On Friday, the Federal Competition Consumer Protection Commission (FCCPC), in collaboration with the Independent Corrupt Practices and other Related Offences Commission (ICPC), the National Information Technology Development Agency (NITDA), and the Nigerian Police Force, raided some illegal financial institutions operating on Opebi Road, Ikeja, Lagos.
The Punch reported that among the financial institutions impacted by the raid were GoCash, Okash, EasyCredit, Kashkash, Speedy Choice, and Easy Moni.
During the search, Babatunde Irukera, the FCCPC’s Chief Executive Officer, said the raid was in reaction to consumers’ complaints about the financial firms’ malpractices.
He said that consumers had accused banking institutions of abusing their privacy during their debt collection efforts, and that the agency began investigating the accusations in 2020.
“This information started quite a while ago. Some time ago, when the country was on lockdown in 2020 due to the pandemic, we started seeing a rise in money lenders,” he said.
“Because there was a lockdown due to the pandemic, people needed small, easy loans, which is understandable. But over a period of time, people started complaining about the malpractices of the lenders, so we started tracking them.”
Irukera said that the interest rates offered by online financial institutions seem to go against the rules of the lending business.
“The key two things that were the subject of concern were what seems to be the naming and shaming violations of people’s privacy with respect to how these lenders recover their loans. Secondly, the interest rate seems to be a violation of the ethics of how lending is done. So, those were the two things that we set out to look for,” he said.
“So, we started an investigation trying to determine the location of these firms. That has been a very difficult thing. We did that for several months, and some of them have moved from one place to another, and we have been visiting these places for months.”
The head of the FCCPC, on the other hand, said that investigations found that the businesses were not Nigerian companies or registered in the country.

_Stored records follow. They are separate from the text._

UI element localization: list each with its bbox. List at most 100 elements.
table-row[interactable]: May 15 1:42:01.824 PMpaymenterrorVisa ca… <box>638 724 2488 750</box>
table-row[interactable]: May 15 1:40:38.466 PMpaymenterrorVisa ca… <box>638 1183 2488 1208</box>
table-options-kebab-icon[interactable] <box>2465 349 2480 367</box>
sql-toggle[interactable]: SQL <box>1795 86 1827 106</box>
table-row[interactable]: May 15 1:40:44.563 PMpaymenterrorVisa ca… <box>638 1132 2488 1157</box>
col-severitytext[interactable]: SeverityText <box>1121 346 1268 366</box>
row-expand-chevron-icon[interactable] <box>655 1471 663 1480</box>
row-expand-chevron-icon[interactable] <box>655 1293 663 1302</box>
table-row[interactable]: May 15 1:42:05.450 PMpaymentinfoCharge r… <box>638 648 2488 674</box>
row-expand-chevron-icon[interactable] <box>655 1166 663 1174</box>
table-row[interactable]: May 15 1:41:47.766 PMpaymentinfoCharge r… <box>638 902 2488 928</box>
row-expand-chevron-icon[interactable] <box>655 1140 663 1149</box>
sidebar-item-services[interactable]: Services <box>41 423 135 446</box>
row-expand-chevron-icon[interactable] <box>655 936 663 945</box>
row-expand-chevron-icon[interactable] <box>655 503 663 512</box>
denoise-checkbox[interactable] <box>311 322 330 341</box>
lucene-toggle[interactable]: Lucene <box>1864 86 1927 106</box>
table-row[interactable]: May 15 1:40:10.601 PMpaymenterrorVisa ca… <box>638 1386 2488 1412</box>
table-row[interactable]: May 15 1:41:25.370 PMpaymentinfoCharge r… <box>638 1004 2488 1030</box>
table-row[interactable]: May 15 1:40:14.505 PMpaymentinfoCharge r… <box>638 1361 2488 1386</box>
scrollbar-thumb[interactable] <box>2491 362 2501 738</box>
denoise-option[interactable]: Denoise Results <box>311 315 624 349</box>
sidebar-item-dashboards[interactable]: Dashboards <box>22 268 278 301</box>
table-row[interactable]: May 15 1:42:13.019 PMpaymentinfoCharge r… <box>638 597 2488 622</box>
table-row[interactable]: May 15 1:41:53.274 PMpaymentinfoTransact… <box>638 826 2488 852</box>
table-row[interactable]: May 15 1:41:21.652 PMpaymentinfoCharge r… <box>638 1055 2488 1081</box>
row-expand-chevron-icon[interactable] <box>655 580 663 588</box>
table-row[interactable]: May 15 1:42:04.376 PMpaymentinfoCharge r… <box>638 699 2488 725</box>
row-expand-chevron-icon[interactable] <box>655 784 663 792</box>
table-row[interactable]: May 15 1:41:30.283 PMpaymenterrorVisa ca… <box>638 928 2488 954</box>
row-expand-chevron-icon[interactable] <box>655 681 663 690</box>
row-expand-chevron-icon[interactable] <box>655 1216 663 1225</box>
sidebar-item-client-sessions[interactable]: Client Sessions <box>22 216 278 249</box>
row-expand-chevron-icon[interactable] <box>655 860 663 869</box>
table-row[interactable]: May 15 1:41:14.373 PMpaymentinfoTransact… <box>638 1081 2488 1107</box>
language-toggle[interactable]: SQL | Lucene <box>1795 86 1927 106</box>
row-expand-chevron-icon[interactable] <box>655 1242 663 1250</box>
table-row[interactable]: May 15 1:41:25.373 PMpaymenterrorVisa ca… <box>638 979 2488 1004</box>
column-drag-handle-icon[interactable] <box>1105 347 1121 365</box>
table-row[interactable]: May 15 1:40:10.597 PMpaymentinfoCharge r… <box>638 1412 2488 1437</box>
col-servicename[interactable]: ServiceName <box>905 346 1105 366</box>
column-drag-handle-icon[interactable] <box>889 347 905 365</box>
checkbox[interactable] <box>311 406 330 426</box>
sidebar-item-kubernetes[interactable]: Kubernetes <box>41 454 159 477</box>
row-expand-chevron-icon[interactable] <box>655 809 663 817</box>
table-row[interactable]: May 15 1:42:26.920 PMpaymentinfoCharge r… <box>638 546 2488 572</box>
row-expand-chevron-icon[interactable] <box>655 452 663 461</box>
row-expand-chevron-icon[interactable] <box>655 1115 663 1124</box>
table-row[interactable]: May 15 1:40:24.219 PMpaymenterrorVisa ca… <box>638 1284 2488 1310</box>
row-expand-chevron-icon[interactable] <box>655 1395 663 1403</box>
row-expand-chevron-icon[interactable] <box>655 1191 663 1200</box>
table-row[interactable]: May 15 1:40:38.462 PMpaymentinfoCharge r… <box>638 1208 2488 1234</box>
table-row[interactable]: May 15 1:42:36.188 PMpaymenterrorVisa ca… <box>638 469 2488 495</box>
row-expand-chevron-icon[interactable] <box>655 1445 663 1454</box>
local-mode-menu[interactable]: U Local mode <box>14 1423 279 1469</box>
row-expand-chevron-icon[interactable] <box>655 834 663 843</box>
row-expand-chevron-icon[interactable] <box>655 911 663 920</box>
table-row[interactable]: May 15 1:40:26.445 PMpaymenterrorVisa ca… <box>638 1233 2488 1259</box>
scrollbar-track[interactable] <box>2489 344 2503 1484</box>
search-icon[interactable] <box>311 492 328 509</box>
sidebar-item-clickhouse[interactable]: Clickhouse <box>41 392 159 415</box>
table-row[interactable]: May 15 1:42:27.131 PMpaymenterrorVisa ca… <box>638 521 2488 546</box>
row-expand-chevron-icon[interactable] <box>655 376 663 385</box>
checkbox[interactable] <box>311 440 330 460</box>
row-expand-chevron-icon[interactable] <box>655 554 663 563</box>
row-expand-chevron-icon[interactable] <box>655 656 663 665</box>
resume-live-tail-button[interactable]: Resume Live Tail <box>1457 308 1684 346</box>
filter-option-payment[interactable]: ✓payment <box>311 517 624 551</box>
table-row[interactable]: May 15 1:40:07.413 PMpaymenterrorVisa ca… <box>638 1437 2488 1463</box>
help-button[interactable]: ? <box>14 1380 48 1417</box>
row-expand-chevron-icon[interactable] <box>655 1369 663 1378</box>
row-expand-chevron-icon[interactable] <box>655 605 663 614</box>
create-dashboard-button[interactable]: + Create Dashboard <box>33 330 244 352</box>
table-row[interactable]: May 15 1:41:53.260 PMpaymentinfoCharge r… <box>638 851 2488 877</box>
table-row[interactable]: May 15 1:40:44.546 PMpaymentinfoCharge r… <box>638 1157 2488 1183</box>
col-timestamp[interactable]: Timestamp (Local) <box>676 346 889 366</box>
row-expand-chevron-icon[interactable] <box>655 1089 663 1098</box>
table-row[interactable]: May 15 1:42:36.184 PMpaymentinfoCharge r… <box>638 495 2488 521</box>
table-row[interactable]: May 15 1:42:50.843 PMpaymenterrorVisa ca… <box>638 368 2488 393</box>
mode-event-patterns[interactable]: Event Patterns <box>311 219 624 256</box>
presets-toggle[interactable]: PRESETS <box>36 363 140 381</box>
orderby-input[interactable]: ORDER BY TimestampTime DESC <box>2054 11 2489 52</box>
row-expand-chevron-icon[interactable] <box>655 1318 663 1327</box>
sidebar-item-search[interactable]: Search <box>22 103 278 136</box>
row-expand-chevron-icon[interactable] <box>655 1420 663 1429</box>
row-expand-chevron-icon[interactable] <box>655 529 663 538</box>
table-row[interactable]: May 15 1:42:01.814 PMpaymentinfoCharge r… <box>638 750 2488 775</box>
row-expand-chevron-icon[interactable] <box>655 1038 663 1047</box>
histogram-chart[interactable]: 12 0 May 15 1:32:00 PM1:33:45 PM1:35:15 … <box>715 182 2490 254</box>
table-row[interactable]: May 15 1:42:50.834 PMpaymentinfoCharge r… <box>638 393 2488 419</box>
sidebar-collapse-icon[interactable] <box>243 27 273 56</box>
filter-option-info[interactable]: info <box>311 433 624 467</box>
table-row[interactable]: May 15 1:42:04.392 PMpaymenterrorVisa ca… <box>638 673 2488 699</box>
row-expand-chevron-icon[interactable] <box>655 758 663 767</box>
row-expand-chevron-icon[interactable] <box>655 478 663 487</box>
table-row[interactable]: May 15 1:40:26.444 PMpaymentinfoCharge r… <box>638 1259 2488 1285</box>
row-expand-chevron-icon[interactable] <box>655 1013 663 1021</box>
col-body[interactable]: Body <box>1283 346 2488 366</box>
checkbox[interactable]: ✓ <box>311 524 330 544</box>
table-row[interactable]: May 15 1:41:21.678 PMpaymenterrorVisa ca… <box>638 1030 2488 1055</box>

“We found out that most of these companies operate from the same place. We also found out that many of them are actually operated by the same person. They are not Nigerian companies; they don’t have an address in Nigeria; they are not registered in Nigeria with the Corporate Affairs Commission; and they do not have any licence to do their business.”
Irukare said that the agency had written to app providers around the world asking them to stop the online banks from working.
He said, “Essentially, what they have is an app, and so we started gathering more information about them. We engaged the public and the people who had been their victims. They gave us more information.”
“I must add, though, that not all money lenders are operating illegally, which is why it has been taking time for us to track these people.
“It doesn’t also mean that the people we are proceeding against today are the only ones. We want to start with them. We also understand that there are between five and seven companies operating at the same location.”